L’érudit a trouvé la solution de l’énigme. Le livre et le labyrinthe sont un, tout simplement. Le livre est un « jardin aux sentiers qui bifurquent » : chaque fait, chaque geste, des personnages, trace le carrefour des mondes qui s’y rassemblent et s’y disperseront. Ordo ab chao : le chaos n’est qu’apparent, pour une vue mieux accommodée il désigne la saturation des possibles accrochés au moindre mouvement de la main, au moindre mouvement de nos lèvres. Ce chaos est puissance au sens d’Aristote : disponibilité de tout ce qui pourrait devenir réel – et qui, ici, le deviendra ; dans la voie mondaine qu’il engage.

L’érudit, après sa bienveillante explication, s’est retourné. L’espion le tue avec précision – de la seule balle disponible dans le barillet de son revolver. La générosité de la puissance, c’est qu’elle comprend sa propre impuissance, qu’elle s’y (é)puise.  

Le nom de l’érudit (qui paraîtra dans le journal du lendemain) est celui de la ville à détruire. La mission est remplie.

Borges a un mot tranchant, sobre, comme à son habitude, pour évoquer cette puissance qui grève et octroie sa sublimité à tout geste (j’y inclus la pensée) : pullulation. Je ne connais pas le mot espagnol original, mais Roger Caillois, le poète de Pierres (entre autres nombreuses identités), a bien griffé sa traduction. Oui, nous pullulons, Lily Chan pullule, moi aussi, et même vous. Les mondes pullulent, les Mondes (existentiels) pullulent, et la pullulation globale, son omnipuissance, c’est le Réel.

Nous devrions l'assumer.

Souvent, j’aimerais contenir cette puissance, cette pullulation, comme on contient l’attaque, la menée, de ce qui nous habite et nous dépasse. Greg Egan, écrivain de science-fiction, écrivain quantique comme aucun autre, imagine, dans un livre qui m’a laissé fébrile, Isolation, un personnage capable de réduire toutes ses superpositions à la seule victorieuse : devant un coffre-fort, il ne se pose aucune question et fait tourner les roues dentées du coffre selon la combinaison qui lui vient à l’esprit. Le coffre-fort s’ouvre immanquablement. Une infinité de « clones » a joué avec les combinaisons en nombre fini, l’un d’entre eux devait nécessairement gagner le jeu. Le personnage chasse les ombres demeurées devant le coffre fermé et s’incorpore le gagnant.

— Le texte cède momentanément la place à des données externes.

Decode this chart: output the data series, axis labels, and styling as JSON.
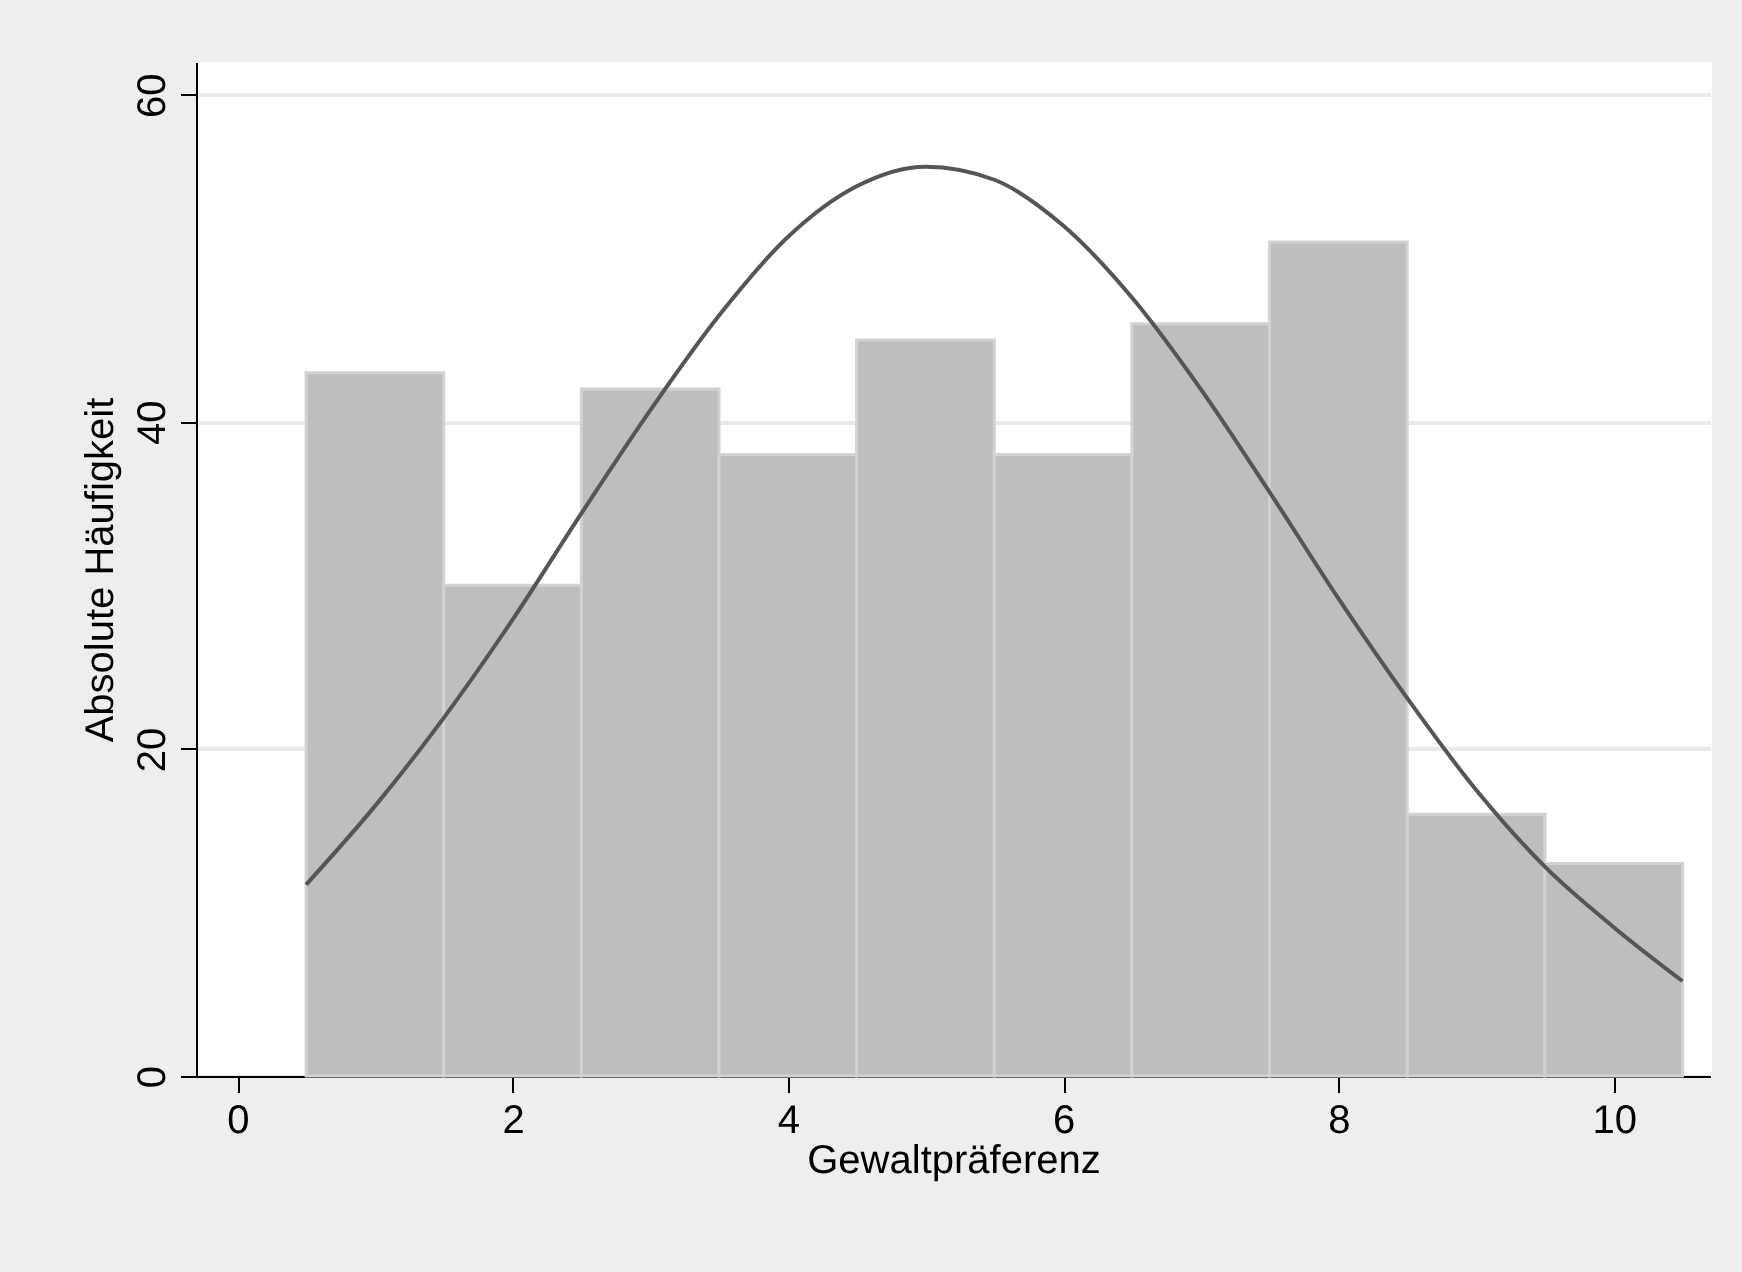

Lui ne pourrait s’égarer dans le jardin aux sentiers qui bifurquent, le labyrinthe ne lui serait qu’une ligne qui court droit à l’horizon.

Pourrait-il même mourir, lui qui n’est pas (im)puissance mais réalisation ? Lui, le disposé, l’indisponible ?

Lui dont chaque geste suit le tracé de la flèche qui vole à sa cible dans un midi sans ombres ?

Je ne sais s’il faudrait envier une pareille existence.

Dans notre Confinement, c’est à la puissance qu’il faut consentir, il nous revient d’être disposé à ce qui, en nous, demeure disponible. De réussir quelques gestes au milieu de la pullulation.

De retrouver comme une épaisseur, une pulpe[1], du geste (de la pensée). De nous rendre digne de ce que nous aurions pu faire. De ce que nous pourrions faire.

Eleonora me dit que cette nuit elle a rêvé qu’elle était une miette. Et elle me sourit.

L'universel Mikado © Carmela L'universel Mikado © Carmela

[1] J’aurais dû relire, de même, Funes ou la Mémoire, qui se présente à mon souvenir comme le contrepoint exact au Jardin : la mémoire infaillible ne manifeste du Réel que ce qu’il a de moins puissant, pour ainsi dire – son caractère tendineux.